Cairo, Moscow: Daesh on Wednesday insisted it brought down a Russian plane that crashed in Egypt’s Sinai Peninsula, providing no new details but challenging sceptics to prove otherwise.

The militant group had claimed on Saturday that it downed the Airbus in Sinai, where its Egypt affiliate is based, but provided no details, prompting scepticism about its involvement.

“We are under no obligation to explain how it came down,” Daesh said in the statement, posted a day after it released a video showing its fighters in Iraq celebrating the incident.

“Bring the wreckage and search it, bring your black boxes and analyse them, and tell us the results of your investigation,” a man said in the recording.

“Prove that we didn’t bring it down, and how it came down. We will detail how it came down at the time of our choosing.”

Investigators continued on Wednesday analysing data from the black boxes of the plane, a charter flight operated by Russian airline Kogalymavia, which went down 23 minutes after take off from Sharm Al Shaikh.

Authorities have warned that the probe could last several weeks or months, depending on the conditions of the recordings in the black boxes.

US Director of National Intelligence James Clapper also said this week it was “unlikely” Daesh was involved, but he did not rule out the possibility.

The airline itself has ruled out technical fault or human error, drawing fire from the head of Russia’s aviation authority. Alexander Neradko said the airline’s conclusions were “premature and not based on any real facts”.

Experts say the fact that debris and bodies were strewn over a wide area points to a mid-air disintegration of the aircraft.

That leaves two possibilities - a technical fault that caused the plane to disintegrate or an explosion caused by a bomb smuggled on board, according to experts.

US officials told CNN and other US television networks that a military satellite had detected a heat flash at the time of the crash, which could point to a catastrophic event during flight, possibly a bomb explosion.

Search operations had been extended to a radius of about 40 km.

President Vladimir Putin has described the crash — Russia’s worst-ever air disaster — as a “huge tragedy”.

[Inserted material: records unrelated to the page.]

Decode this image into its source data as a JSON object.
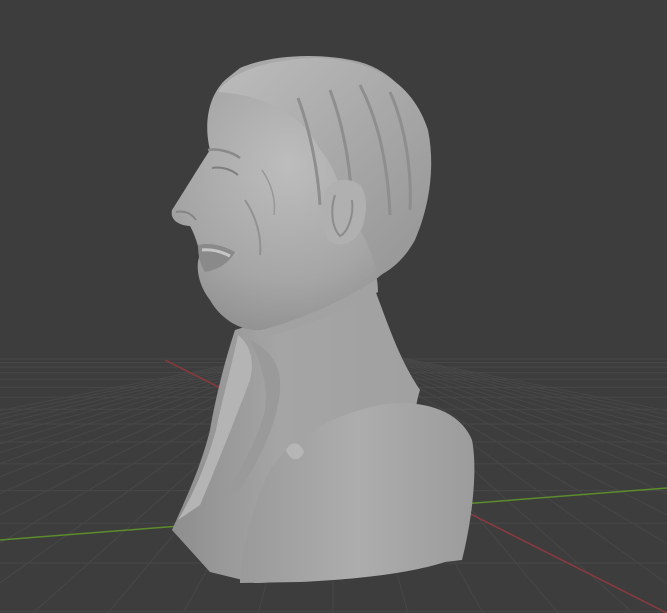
{
  "viewport": {
    "background_color": "#3d3d3d",
    "grid_color": "#464646",
    "x_axis_color": "#8a3a3e",
    "y_axis_color": "#5c8c2c",
    "object_color": "#a8a8a8",
    "object": "bust-sculpture",
    "view": "perspective-side"
  }
}
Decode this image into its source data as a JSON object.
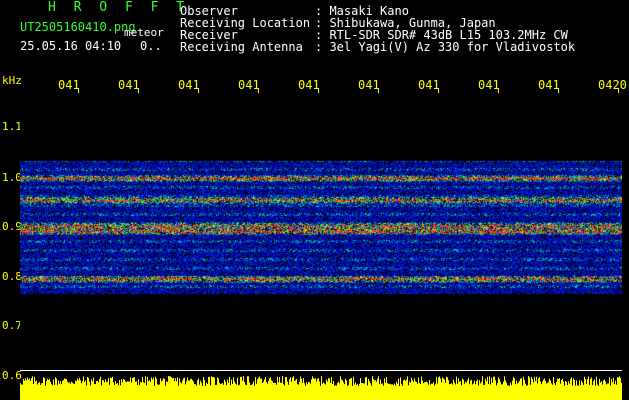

Relatives of the victims have begun the process of identifying the bodies after two planes delivered the remains of many to Saint Petersburg.

Saint Petersburg deputy governor Igor Albin told reporters that 33 crash victims had already been identified.

Family members provided DNA samples at a crisis centre set up near Saint Petersburg’s Pulkovo airport, now the site of an impromptu memorial where people have brought flowers and toys to commemorate the victims, many of them children.

IS has deployed shoulder-fired anti-aircraft missiles in the past but they are not known to possess weapons that could bring down an airliner flying at high altitude.

The militants have killed hundreds of policemen and soldiers since the military overthrew Islamist president Mohamed Morsi in 2013.

They say their attacks have been in retaliation for an ensuing police crackdown in which hundreds of Morsi supporters have been killed and thousands, including the ousted president, jailed.

In an interview with the BBC ahead of his trip to Britain, Sisi insisted the Sinai “is under our full control”.